Toberoff finally got some good news in April, when Judge Wright threw out Warner Bros.’ interference claims against him. But it was hardly a vindication. The judge said Warner Bros. waited too long to pursue its charges. Petrocelli says the studio will appeal.
Back in Malibu, Toberoff is recovering from yet another contentious hearing in the Superman case. The doorbell rings. It’s Laura Siegel Larson, Jerry Siegel’s daughter. She wishes Toberoff happy birthday and gives him a plant. Larson is more serene about her family’s legal odyssey than Toberoff. Perhaps she can afford to be. Toberoff has been covering all the expenses in the case. “He has not made a penny out of this,” she says. “He works strictly on a contingency basis. I don’t know of any lawyer that would stand by my family for 11 years without being paid at an hourly rate.”
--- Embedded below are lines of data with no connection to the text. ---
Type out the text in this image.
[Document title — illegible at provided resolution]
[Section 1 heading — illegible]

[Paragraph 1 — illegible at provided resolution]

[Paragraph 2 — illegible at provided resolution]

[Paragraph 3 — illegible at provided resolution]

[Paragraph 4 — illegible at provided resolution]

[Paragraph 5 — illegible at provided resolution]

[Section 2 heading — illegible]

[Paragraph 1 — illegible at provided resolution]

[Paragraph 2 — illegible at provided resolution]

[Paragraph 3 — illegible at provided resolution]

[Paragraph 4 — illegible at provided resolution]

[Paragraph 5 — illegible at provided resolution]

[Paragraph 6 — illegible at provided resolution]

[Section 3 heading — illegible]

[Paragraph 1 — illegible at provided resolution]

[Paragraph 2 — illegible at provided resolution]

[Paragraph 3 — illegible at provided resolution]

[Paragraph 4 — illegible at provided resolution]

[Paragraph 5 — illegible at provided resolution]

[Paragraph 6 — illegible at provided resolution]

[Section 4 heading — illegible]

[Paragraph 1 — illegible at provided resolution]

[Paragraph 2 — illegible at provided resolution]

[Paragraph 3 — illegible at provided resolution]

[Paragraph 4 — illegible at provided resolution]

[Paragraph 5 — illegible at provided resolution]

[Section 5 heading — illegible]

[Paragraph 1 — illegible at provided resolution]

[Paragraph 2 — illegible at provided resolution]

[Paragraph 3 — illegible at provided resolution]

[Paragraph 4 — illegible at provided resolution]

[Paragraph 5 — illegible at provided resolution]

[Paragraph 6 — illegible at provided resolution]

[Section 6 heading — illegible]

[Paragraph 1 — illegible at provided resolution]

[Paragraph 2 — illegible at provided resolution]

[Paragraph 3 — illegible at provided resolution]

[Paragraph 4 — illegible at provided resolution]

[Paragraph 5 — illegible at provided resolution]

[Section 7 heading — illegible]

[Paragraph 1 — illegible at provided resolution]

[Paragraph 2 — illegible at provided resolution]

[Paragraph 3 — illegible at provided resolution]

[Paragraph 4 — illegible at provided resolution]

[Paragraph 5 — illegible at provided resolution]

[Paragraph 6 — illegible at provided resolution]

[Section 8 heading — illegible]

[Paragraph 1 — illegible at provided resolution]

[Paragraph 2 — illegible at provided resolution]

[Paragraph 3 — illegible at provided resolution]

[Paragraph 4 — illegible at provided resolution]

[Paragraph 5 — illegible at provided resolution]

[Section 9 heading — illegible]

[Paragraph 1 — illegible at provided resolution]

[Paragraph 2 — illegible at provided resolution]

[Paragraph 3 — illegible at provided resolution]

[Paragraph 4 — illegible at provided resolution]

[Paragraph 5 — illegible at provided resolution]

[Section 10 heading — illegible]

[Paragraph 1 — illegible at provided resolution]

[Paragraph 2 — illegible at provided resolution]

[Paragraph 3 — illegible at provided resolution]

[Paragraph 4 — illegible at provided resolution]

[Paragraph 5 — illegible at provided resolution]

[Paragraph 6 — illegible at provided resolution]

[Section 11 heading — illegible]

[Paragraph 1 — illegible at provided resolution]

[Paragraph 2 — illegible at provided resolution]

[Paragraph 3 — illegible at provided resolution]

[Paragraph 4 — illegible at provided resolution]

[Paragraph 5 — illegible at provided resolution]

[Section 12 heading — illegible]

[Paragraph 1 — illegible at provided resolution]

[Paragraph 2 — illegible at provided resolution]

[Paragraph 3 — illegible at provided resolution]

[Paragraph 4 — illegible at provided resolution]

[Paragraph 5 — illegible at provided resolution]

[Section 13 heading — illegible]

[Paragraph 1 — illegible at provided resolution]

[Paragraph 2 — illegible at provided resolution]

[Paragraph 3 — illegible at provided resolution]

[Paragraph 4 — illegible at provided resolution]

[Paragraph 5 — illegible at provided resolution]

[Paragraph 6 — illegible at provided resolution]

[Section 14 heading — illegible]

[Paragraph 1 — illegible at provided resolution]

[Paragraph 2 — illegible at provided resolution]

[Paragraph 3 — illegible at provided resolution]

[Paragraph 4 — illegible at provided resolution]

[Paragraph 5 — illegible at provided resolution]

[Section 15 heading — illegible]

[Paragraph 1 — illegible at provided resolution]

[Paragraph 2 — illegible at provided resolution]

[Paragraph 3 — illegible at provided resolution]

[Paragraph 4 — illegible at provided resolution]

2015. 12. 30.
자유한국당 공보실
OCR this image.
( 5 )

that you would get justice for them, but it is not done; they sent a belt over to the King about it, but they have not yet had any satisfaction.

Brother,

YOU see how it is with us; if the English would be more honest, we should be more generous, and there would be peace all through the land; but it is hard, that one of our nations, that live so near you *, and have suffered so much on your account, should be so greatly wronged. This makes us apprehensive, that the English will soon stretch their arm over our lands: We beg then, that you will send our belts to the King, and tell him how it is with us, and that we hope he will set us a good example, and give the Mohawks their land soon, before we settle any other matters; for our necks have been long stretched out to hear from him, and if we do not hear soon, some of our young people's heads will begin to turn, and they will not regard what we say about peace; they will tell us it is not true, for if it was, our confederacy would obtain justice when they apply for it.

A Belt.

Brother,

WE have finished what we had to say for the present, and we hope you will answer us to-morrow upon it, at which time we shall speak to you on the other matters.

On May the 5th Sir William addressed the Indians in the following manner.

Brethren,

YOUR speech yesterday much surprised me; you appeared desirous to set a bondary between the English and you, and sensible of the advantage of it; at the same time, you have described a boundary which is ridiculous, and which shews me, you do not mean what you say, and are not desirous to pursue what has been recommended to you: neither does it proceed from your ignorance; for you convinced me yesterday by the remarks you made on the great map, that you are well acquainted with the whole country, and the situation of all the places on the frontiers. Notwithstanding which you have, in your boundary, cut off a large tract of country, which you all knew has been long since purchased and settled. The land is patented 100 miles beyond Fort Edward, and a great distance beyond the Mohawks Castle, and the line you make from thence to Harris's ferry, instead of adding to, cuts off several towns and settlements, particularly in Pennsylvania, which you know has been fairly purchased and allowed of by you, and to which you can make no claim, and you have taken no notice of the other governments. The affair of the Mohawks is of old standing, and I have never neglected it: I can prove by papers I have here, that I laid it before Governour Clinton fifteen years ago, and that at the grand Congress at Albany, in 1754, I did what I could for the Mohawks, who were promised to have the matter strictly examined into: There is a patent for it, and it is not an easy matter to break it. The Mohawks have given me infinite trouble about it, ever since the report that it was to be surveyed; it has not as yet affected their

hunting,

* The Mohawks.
Toberoff won’t say exactly how much he has spent, but it must be a lot. “We had a forensic accountant and we had to pay a couple hundred thousand dollars,” he complains. “Every time you take a deposition, it’s $2,000 a pop.” If he added it all up, he says, he would cry.
He says he feels like he is suffering from shell shock. He goes outside on a nice day. He sees other people drinking and laughing. He can’t share their fun. “That’s a normal life,” Toberoff says. “I’m in something else.”
The surf pounds on the rocks outside as he speaks. He has yet to see Man of Steel, but he believes it will be a darker film in which Superman will be more of an outcast or a vigilante, as he was when he first appeared 75 years ago. “It’s amazing,” Toberoff says. “You should read Action Comics No. 1.”